If you’re trying to lower your intake of fried foods, baking eggplant is a great alternative. Although it will take longer to cook, the result is a less oily version while maintaining its crunchy texture.
For instructions on baking, check out my Baked Vegan Katsu with Eggplant recipe! For an air fryer version, set the temperature at 390F/200C and air fry for 25 to 30 minutes or until crispy on both sides. Be sure to flip halfway through!
What are Panko breadcrumbs?
You might be wondering what the difference between Panko bread crumbs and regular bread crumbs is. Panko is a Japanese-style breadcrumb that is traditionally used for breading tonkatsu and other deep-fried dishes. It is lighter than your standard breadcrumb because it is made from toasted crustless white bread. It also stays crunchy for a longer period of time because it doesn’t absorb as much oil when frying.

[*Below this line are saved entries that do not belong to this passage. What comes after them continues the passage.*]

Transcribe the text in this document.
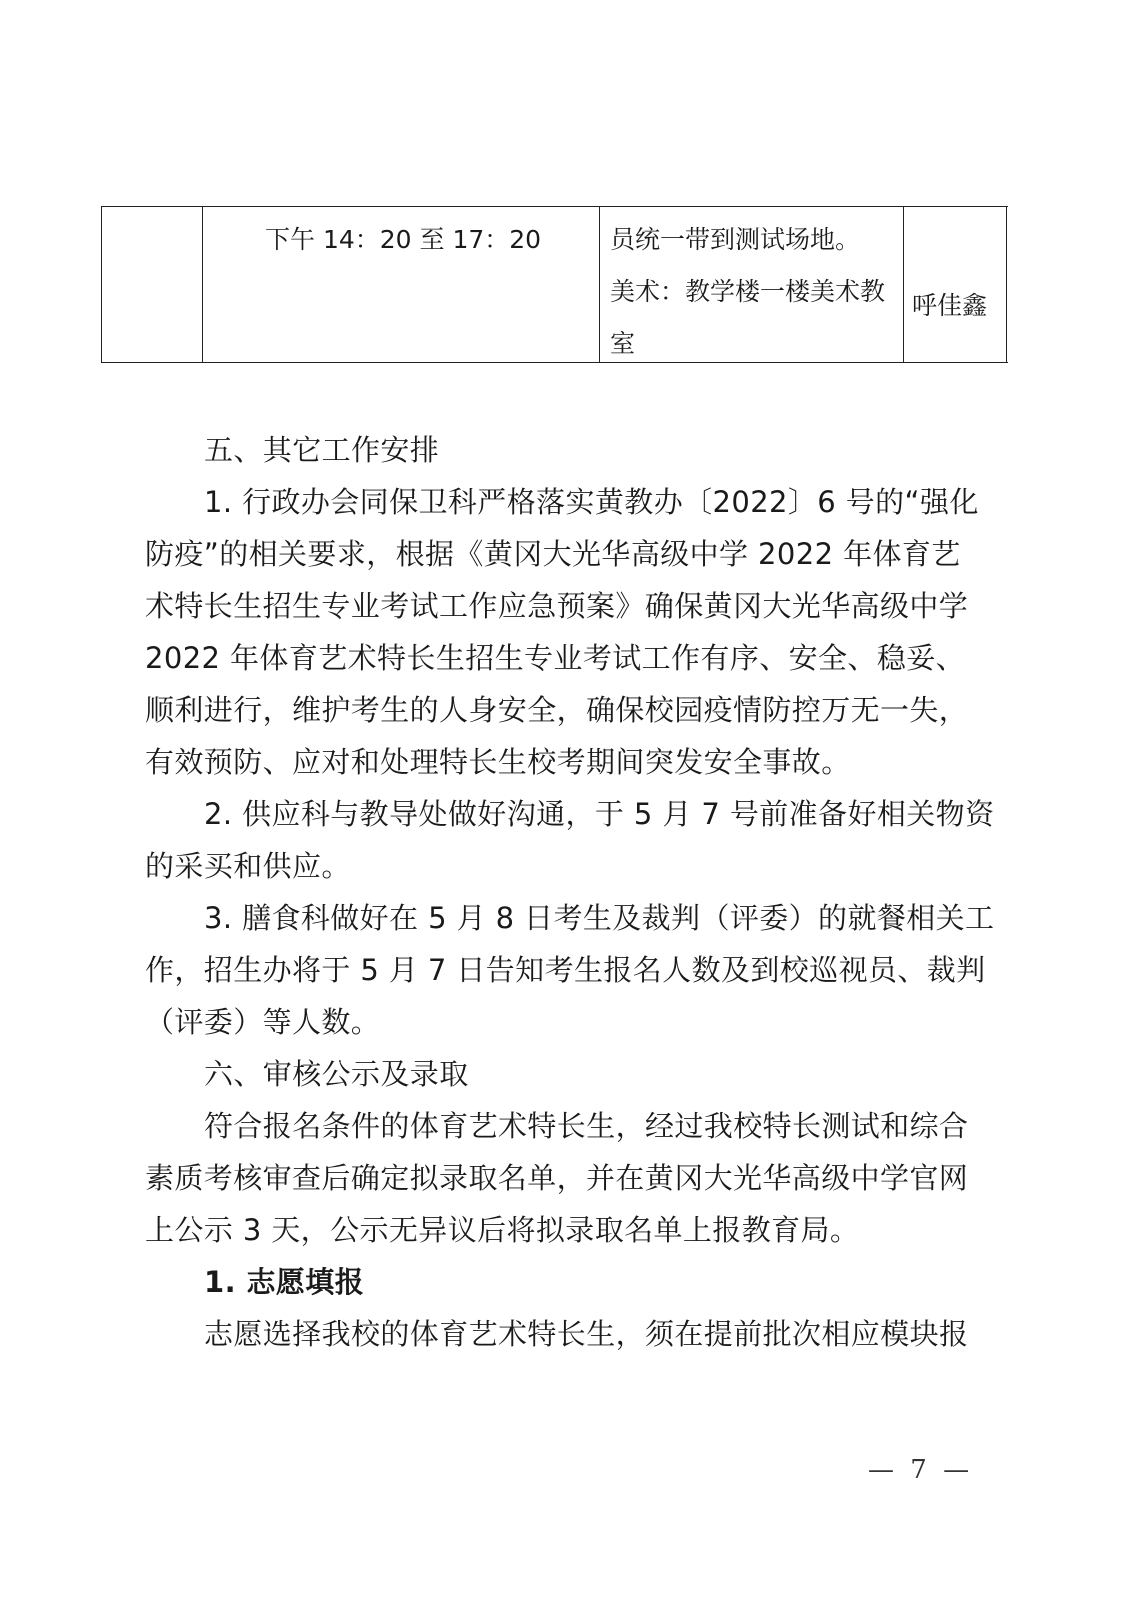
下午 14：20 至 17：20	员统一带到测试场地。
美术：教学楼一楼美术教
室
呼佳鑫
五、其它工作安排
1. 行政办会同保卫科严格落实黄教办〔2022〕6 号的“强化
防疫”的相关要求，根据《黄冈大光华高级中学 2022 年体育艺
术特长生招生专业考试工作应急预案》确保黄冈大光华高级中学
2022 年体育艺术特长生招生专业考试工作有序、安全、稳妥、
顺利进行，维护考生的人身安全，确保校园疫情防控万无一失，
有效预防、应对和处理特长生校考期间突发安全事故。
2. 供应科与教导处做好沟通，于 5 月 7 号前准备好相关物资
的采买和供应。
3. 膳食科做好在 5 月 8 日考生及裁判（评委）的就餐相关工
作，招生办将于 5 月 7 日告知考生报名人数及到校巡视员、裁判
（评委）等人数。
六、审核公示及录取
符合报名条件的体育艺术特长生，经过我校特长测试和综合
素质考核审查后确定拟录取名单，并在黄冈大光华高级中学官网
上公示 3 天，公示无异议后将拟录取名单上报教育局。
1. 志愿填报
志愿选择我校的体育艺术特长生，须在提前批次相应模块报
— 7 —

Panko breadcrumbs have gained popularity over the years so you can easily find them in most grocery stores or Asian markets. If you can’t get a hold of any, you can also make some at home by crumbling stale and crustless white bread into a coarse texture with a food processor. Once crumbled, spread them out on a baking sheet and bake them until they turn golden brown.
Can you store leftover Eggplant Katsu?
Fried foods usually don’t hold well as leftovers because the coating loses its crunch and becomes soggy as it sits. This dish is best served fresh to maintain its crunchy exterior.

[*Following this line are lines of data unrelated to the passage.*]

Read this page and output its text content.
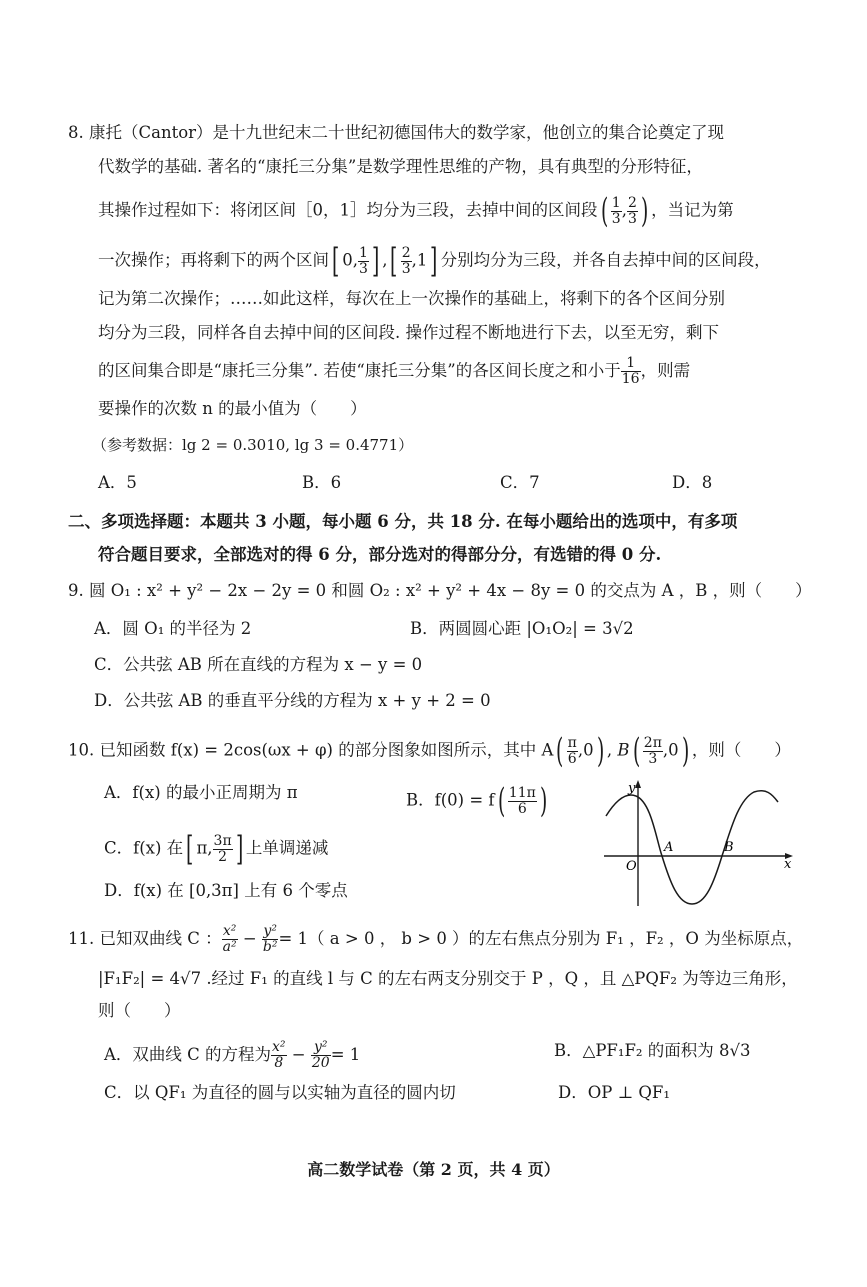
8. 康托（Cantor）是十九世纪末二十世纪初德国伟大的数学家，他创立的集合论奠定了现
代数学的基础. 著名的“康托三分集”是数学理性思维的产物，具有典型的分形特征，
其操作过程如下：将闭区间［0，1］均分为三段，去掉中间的区间段( $\frac{1}{3}$ , $\frac{2}{3}$ ) ，当记为第
一次操作；再将剩下的两个区间[ 0, $\frac{1}{3}$ ] ,[ $\frac{2}{3} ,1$] 分别均分为三段，并各自去掉中间的区间段，
记为第二次操作；……如此这样，每次在上一次操作的基础上，将剩下的各个区间分别
均分为三段，同样各自去掉中间的区间段. 操作过程不断地进行下去，以至无穷，剩下
的区间集合即是“康托三分集”. 若使“康托三分集”的各区间长度之和小于 $\frac{1}{16}$ ，则需
要操作的次数 n 的最小值为（　　）
（参考数据：lg 2 = 0.3010, lg 3 = 0.4771）
A．5	B．6	C．7	D．8
二、多项选择题：本题共 3 小题，每小题 6 分，共 18 分. 在每小题给出的选项中，有多项
符合题目要求，全部选对的得 6 分，部分选对的得部分分，有选错的得 0 分.
9. 圆 O₁ : x² + y² − 2x − 2y = 0 和圆 O₂ : x² + y² + 4x − 8y = 0 的交点为 A ，B ，则（　　）
A．圆 O₁ 的半径为 2	B．两圆圆心距 |O₁O₂| = 3√2
C．公共弦 AB 所在直线的方程为 x − y = 0
D．公共弦 AB 的垂直平分线的方程为 x + y + 2 = 0
10. 已知函数 f(x) = 2cos(ωx + φ) 的部分图象如图所示，其中 $A( \frac{\pi}{6} ,0)$ , $B( \frac{2\pi}{3} ,0)$ ，则（　　）
A．f(x) 的最小正周期为 π	B．$f(0) = f( \frac{11\pi}{6}$ )
C．f(x) 在[ π, $\frac{3\pi}{2}$ ] 上单调递减
D．f(x) 在 [0,3π] 上有 6 个零点
y
x
O
A	B
11. 已知双曲线 C ： $\frac{\text{x²}}{\text{a²}} - \frac{\text{y²}}{\text{b²}} = 1$（ a > 0 ， b > 0 ）的左右焦点分别为 F₁ ，F₂ ，O 为坐标原点，
|F₁F₂| = 4√7 .经过 F₁ 的直线 l 与 C 的左右两支分别交于 P ，Q ，且 △PQF₂ 为等边三角形，
则（　　）
A．双曲线 C 的方程为 $\frac{\text{x²}}{8} - \frac{\text{y²}}{20} = 1$	B．△PF₁F₂ 的面积为 8√3
C．以 QF₁ 为直径的圆与以实轴为直径的圆内切	D．OP ⊥ QF₁
高二数学试卷（第 2 页，共 4 页）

What other dishes pair well with Eggplant Katsu?
Eggplant katsu is already delicious on its own but if you want to add more variety to your meal, here are a few side dishes to choose from:
1. Cucumber Salad – Cucumbers are the perfect side dish because they’re light, refreshing, and very easy to put together. Here are some of my favorite cucumber salad recipes:
2. Curry Rice – curry and katsu are a classic combo so if you’re looking for a heartier meal, try pairing this eggplant katsu with my Korean Curry Rice recipe.
3. Tofu – Similar to eggplant, tofu has a soft and silky texture that pairs well with the crunchiness of the panko breading. If you want a refreshing side dish, you can try my Korean Silken Tofu recipe.

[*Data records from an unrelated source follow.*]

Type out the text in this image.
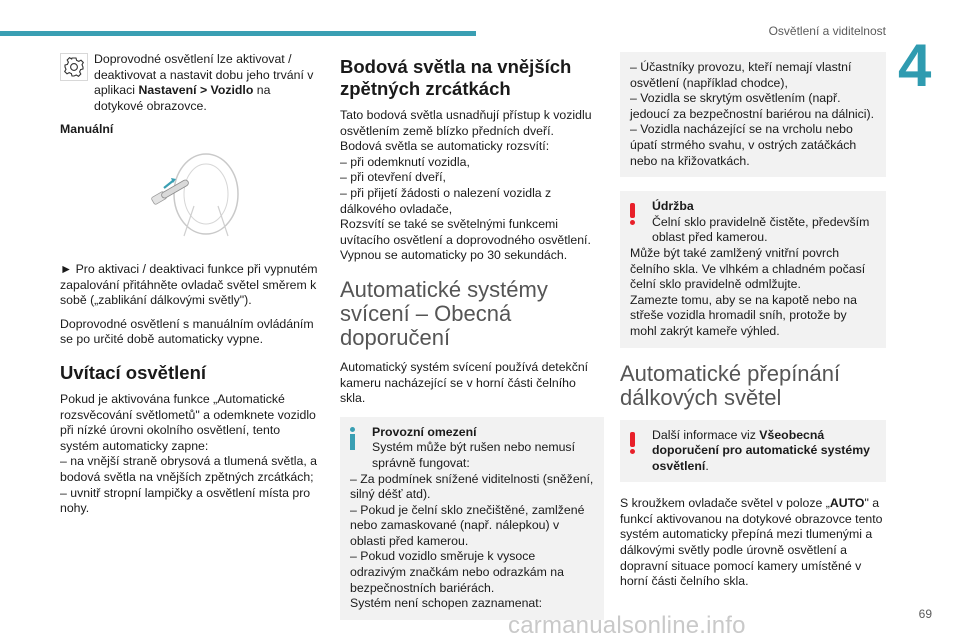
Osvětlení a viditelnost
4

Doprovodné osvětlení lze aktivovat / deaktivovat a nastavit dobu jeho trvání v aplikaci Nastavení > Vozidlo na dotykové obrazovce.

Manuální

► Pro aktivaci / deaktivaci funkce při vypnutém zapalování přitáhněte ovladač světel směrem k sobě („zablikání dálkovými světly").

Doprovodné osvětlení s manuálním ovládáním se po určité době automaticky vypne.

Uvítací osvětlení

Pokud je aktivována funkce „Automatické rozsvěcování světlometů" a odemknete vozidlo při nízké úrovni okolního osvětlení, tento systém automaticky zapne:

– na vnější straně obrysová a tlumená světla, a bodová světla na vnějších zpětných zrcátkách;

– uvnitř stropní lampičky a osvětlení místa pro nohy.

Bodová světla na vnějších zpětných zrcátkách

Tato bodová světla usnadňují přístup k vozidlu osvětlením země blízko předních dveří.

Bodová světla se automaticky rozsvítí:

– při odemknutí vozidla,

– při otevření dveří,

– při přijetí žádosti o nalezení vozidla z dálkového ovladače,

Rozsvítí se také se světelnými funkcemi uvítacího osvětlení a doprovodného osvětlení.

Vypnou se automaticky po 30 sekundách.

Automatické systémy svícení – Obecná doporučení

Automatický systém svícení používá detekční kameru nacházející se v horní části čelního skla.

Provozní omezení

Systém může být rušen nebo nemusí správně fungovat:

– Za podmínek snížené viditelnosti (sněžení, silný déšť atd).

– Pokud je čelní sklo znečištěné, zamlžené nebo zamaskované (např. nálepkou) v oblasti před kamerou.

– Pokud vozidlo směruje k vysoce odrazivým značkám nebo odrazkám na bezpečnostních bariérách.

Systém není schopen zaznamenat:

– Účastníky provozu, kteří nemají vlastní osvětlení (například chodce),

– Vozidla se skrytým osvětlením (např. jedoucí za bezpečnostní bariérou na dálnici).

– Vozidla nacházející se na vrcholu nebo úpatí strmého svahu, v ostrých zatáčkách nebo na křižovatkách.

Údržba

Čelní sklo pravidelně čistěte, především oblast před kamerou.

Může být také zamlžený vnitřní povrch čelního skla. Ve vlhkém a chladném počasí čelní sklo pravidelně odmlžujte.

Zamezte tomu, aby se na kapotě nebo na střeše vozidla hromadil sníh, protože by mohl zakrýt kameře výhled.

Automatické přepínání dálkových světel

Další informace viz Všeobecná doporučení pro automatické systémy osvětlení.

S kroužkem ovladače světel v poloze „AUTO" a funkcí aktivovanou na dotykové obrazovce tento systém automaticky přepíná mezi tlumenými a dálkovými světly podle úrovně osvětlení a dopravní situace pomocí kamery umístěné v horní části čelního skla.

69
carmanualsonline.info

Looking for more Japanese-inspired recipes?
Check out my recipes below!
- Zucchini Katsu
- Steak Donburi (Rice Bowl)
- Miso Marinated Cod
- Shiozake (Salted Salmon)
- Oyakodon (Chicken & Egg Rice Bowl)
- Pan Seared Miso Salmon
- Salmon Sashimi Rice Bowl
- One Pot Miso Mushroom Rice Bowl
Crunchy Eggplant Katsu
- 1 lb eggplant
- 1/4 cup neutral oil for frying, more if needed
- pinch of flakey salt
- 1/2 cup all-purpose flour
- 1 1/2 tbsp corn starch or potato starch
- 1 tsp baking powder
- 1 1/2 tsp salt
- 1/3 cup water
- 2 1/2 cups panko bread crumbs
- 1/2 tsp salt
- 1/4 tsp black pepper
- 1/2 tsp smoked paprika optional
- 2 tbsp ketchup
- 2 tbsp Worcestershire sauce
- 1 tbsp oyster sauce
- 1/2 tsp sugar
- For the wet batter, combine all-purpose flour, corn starch, baking powder, salt, and water. Mix well.
- For the panko breading, combine panko bread crumbs, salt, paprika, and black pepper in a deep plate or dish. Set aside.
- Slice the eggplant into 1/2 inch pieces. Dip eggplant into the wet batter until fully coated.
- Next, place the eggplant in the panko coating. Press the bread crumbs into the eggplant to help the breading adhere better.
- In a pan, preheat the frying oil on medium-low heat. To check if the oil is hot enough, add a pinch of breadcrumbs to the hot oil. If it starts to sizzle, then you’ll know it’s ready for frying. However, if it doesn’t sizzle, allow the oil to heat up for a few more minutes.
- Slowly add the eggplant to the preheated oil and let it cook for 2-3 minutes on each side or until it starts to turn golden brown. Once they’re done, remove them from the heat and place them on a wire rack to let the excess oil drain. Sprinkle with a pinch of flakey salt.
- Enjoy with the tonkatsu sauce!
- In a small bowl, combine ketchup, Worcestershire sauce, oyster sauce and sugar. Mix well until fully combined.